Meanwhile, Over in North Carolina

When last the Voice reported on North Carolina’s review of the Atlantic Coast Pipeline (December, 2017), North Carolina was still asking for more information from the developers.  North Carolina’s decision on whether or not to approve the pipeline would depend upon the information it received.

The question is whether or not North Carolina would certify that the pipeline construction would not cause a violation of North Carolina’s water quality standards. This is the same question that West Virginia had the opportunity to consider.  West Virginia declined the opportunity to review the permit and possibly impose conditions upon it to protect West Virginia’s waters.  See the story in the January, 2018, issue of The Highlands Voice.

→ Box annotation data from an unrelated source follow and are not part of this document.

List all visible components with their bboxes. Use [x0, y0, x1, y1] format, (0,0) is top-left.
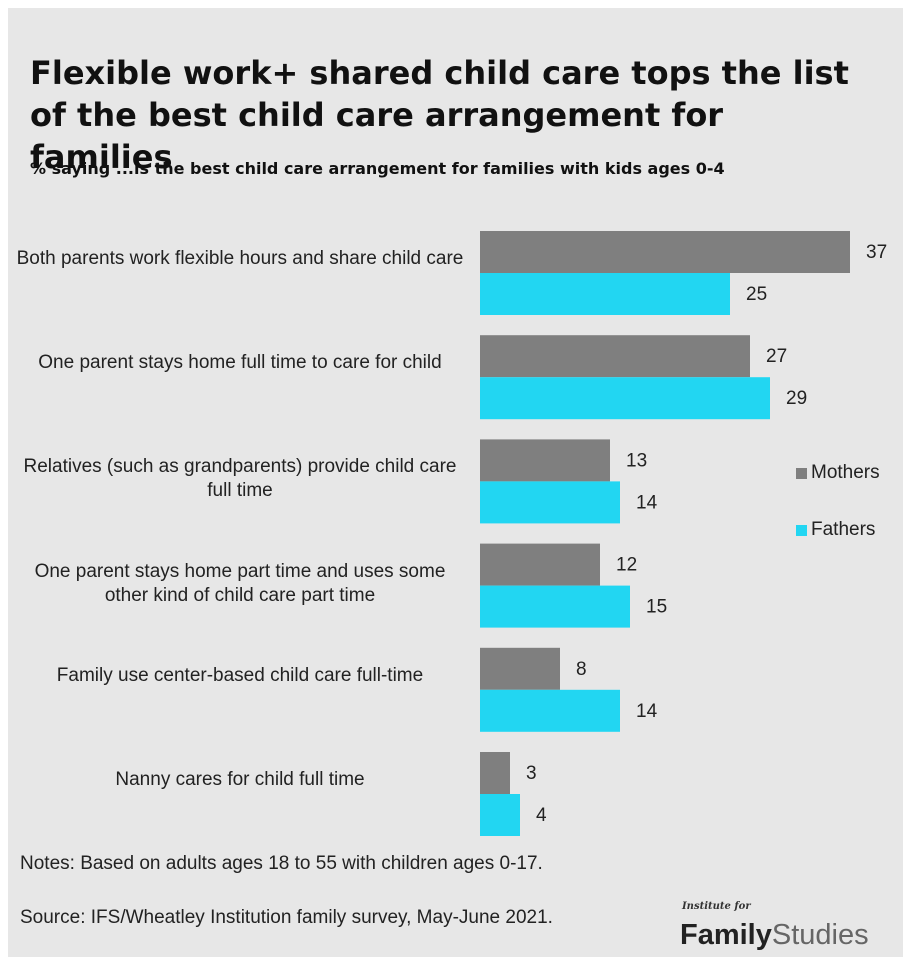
data-label: 27	[766, 346, 787, 367]
bar-fathers	[480, 377, 770, 420]
category-label: Family use center-based child care full-…	[56, 664, 424, 686]
legend-label: Mothers	[811, 462, 880, 483]
data-label: 3	[526, 763, 537, 784]
legend-label: Fathers	[811, 519, 876, 540]
category-label: Relatives (such as grandparents) provide…	[23, 456, 457, 502]
data-label: 14	[636, 701, 658, 722]
bar-mothers	[480, 335, 750, 378]
data-label: 15	[646, 597, 667, 618]
category-label: Both parents work flexible hours and sha…	[16, 248, 464, 269]
bar-fathers	[480, 794, 520, 836]
data-label: 4	[536, 805, 547, 826]
bar-mothers	[480, 439, 610, 482]
logo-light-text: Studies	[771, 919, 869, 951]
bar-fathers	[480, 585, 630, 628]
data-label: 37	[866, 242, 887, 263]
data-label: 25	[746, 284, 767, 305]
bar-mothers	[480, 231, 850, 273]
ifs-logo: Institute for FamilyStudies	[680, 895, 903, 957]
data-label: 29	[786, 388, 807, 409]
legend-item-mothers: Mothers	[796, 462, 880, 484]
category-label: One parent stays home part time and uses…	[34, 560, 446, 606]
source: Source: IFS/Wheatley Institution family …	[20, 907, 553, 928]
category-label: Nanny cares for child full time	[115, 769, 365, 790]
bar-fathers	[480, 689, 620, 732]
legend-item-fathers: Fathers	[796, 519, 875, 541]
notes: Notes: Based on adults ages 18 to 55 wit…	[20, 853, 543, 874]
category-label: One parent stays home full time to care …	[38, 352, 442, 374]
data-label: 13	[626, 450, 647, 471]
bar-fathers	[480, 481, 620, 524]
logo-bold-text: Family	[680, 919, 772, 951]
data-label: 12	[616, 555, 637, 576]
chart-title: Flexible work+ shared child care tops th…	[30, 54, 849, 176]
chart-subtitle: % saying ...is the best child care arran…	[30, 159, 725, 178]
data-label: 8	[576, 659, 587, 680]
bar-mothers	[480, 647, 560, 690]
bar-mothers	[480, 752, 510, 794]
bar-mothers	[480, 543, 600, 586]
bar-fathers	[480, 273, 730, 315]
data-label: 14	[636, 492, 658, 513]
logo-top-text: Institute for	[682, 901, 751, 912]
chart-panel	[8, 8, 903, 957]
legend-swatch	[796, 524, 807, 536]
legend-swatch	[796, 467, 807, 479]
logo-wordmark: FamilyStudies	[680, 919, 869, 952]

North Carolina must have gotten the information it thought it needed.  In late January, 2018, it issued the 401 Certification.  In doing so, it said,

DEQ left no stone unturned in our exhaustive eight month review of every aspect of the 401 application,” said DEQ Secretary Michael Regan, in a press release on Friday. “Our job doesn’t end with the granting of the permit but continues as we hold the company accountable to live up to its commitments.”

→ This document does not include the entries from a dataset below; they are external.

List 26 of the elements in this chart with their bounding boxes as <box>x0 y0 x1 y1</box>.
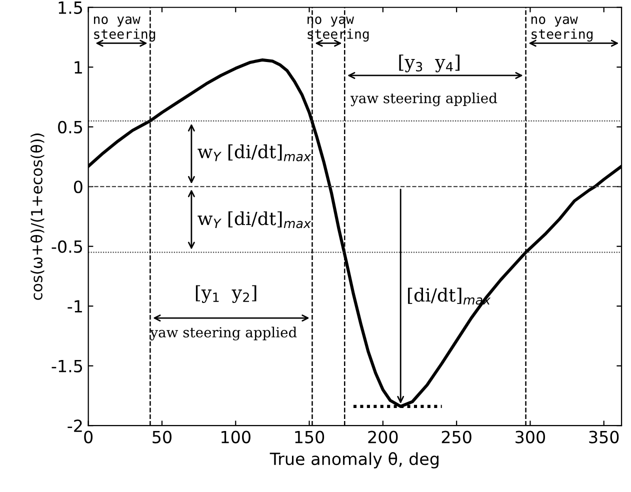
y-tick-label: -1 <box>68 300 82 312</box>
annotation: w$_{Y}$ [di/dt]$_{max}$ <box>198 211 312 228</box>
annotation: no yaw steering <box>94 16 156 42</box>
y-tick-label: 0 <box>74 180 82 194</box>
x-axis-title: True anomaly θ, deg <box>270 452 438 468</box>
y-tick-label: -1.5 <box>52 360 82 372</box>
x-tick-label: 300 <box>516 430 546 444</box>
y-tick-label: 0.5 <box>58 120 82 134</box>
y-tick-label: -0.5 <box>52 240 82 253</box>
annotation: yaw steering applied <box>150 326 297 340</box>
x-tick-label: 100 <box>222 430 250 444</box>
y-axis-title: cos(ω+θ)/(1+ecos(θ)) <box>30 134 44 300</box>
annotation: [y$_{1}$ y$_{2}$] <box>196 285 256 303</box>
x-tick-label: 50 <box>152 430 172 444</box>
x-tick-label: 0 <box>84 430 93 444</box>
x-tick-label: 350 <box>589 430 619 444</box>
x-tick-label: 250 <box>442 430 472 444</box>
x-tick-label: 150 <box>295 430 324 444</box>
annotation: no yaw steering <box>531 16 593 42</box>
annotation: w$_{Y}$ [di/dt]$_{max}$ <box>198 144 312 162</box>
annotation: [y$_{3}$ y$_{4}$] <box>399 54 460 72</box>
y-tick-label: 1 <box>74 61 82 74</box>
y-tick-label: 1.5 <box>58 2 82 14</box>
y-tick-label: -2 <box>68 420 82 432</box>
annotation: yaw steering applied <box>350 92 498 106</box>
x-tick-label: 200 <box>368 430 398 444</box>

While the Department of Environmental Quality may have been confident in its decision, others were not so sure.  An attorney for the Southern Environmental Law Center expressed skepticism both about the completeness of the data that the DEQ relied upon and the ability of the DEQ to follow up and hold the company accountable.

The approval was accompanied by an announcement that two of the developers of the pipeline, Dominion Energy and Duke Energy, had agreed to put $57.8 million into a state fund to help offset the pipeline’s environmental costs.  North Carolina Governor Roy Cooper’s office has announced the state would use the money to mitigate damages to natural resources, invest in renewable energy and promote economic development in the eight affected counties.

This agreement has left North Carolinians scratching their heads, calling foul, or both.  The money would not be subject to the usual legislative appropriation process, something some object to.  The Governor does not want to call it a penalty; North Carolina law places restrictions upon how a penalty would be spent.  Or is it a bribe, a word that has passed the lips of some North Carolinians?  Although the payment is not linked to the approval, the developers did get a needed approval at the same time that they agreed to pay the money.

In any event, North Carolina has now followed in West Virginia’s footsteps and approved the Atlantic Coast Pipeline.  How it went about it has given them a lot to sort out.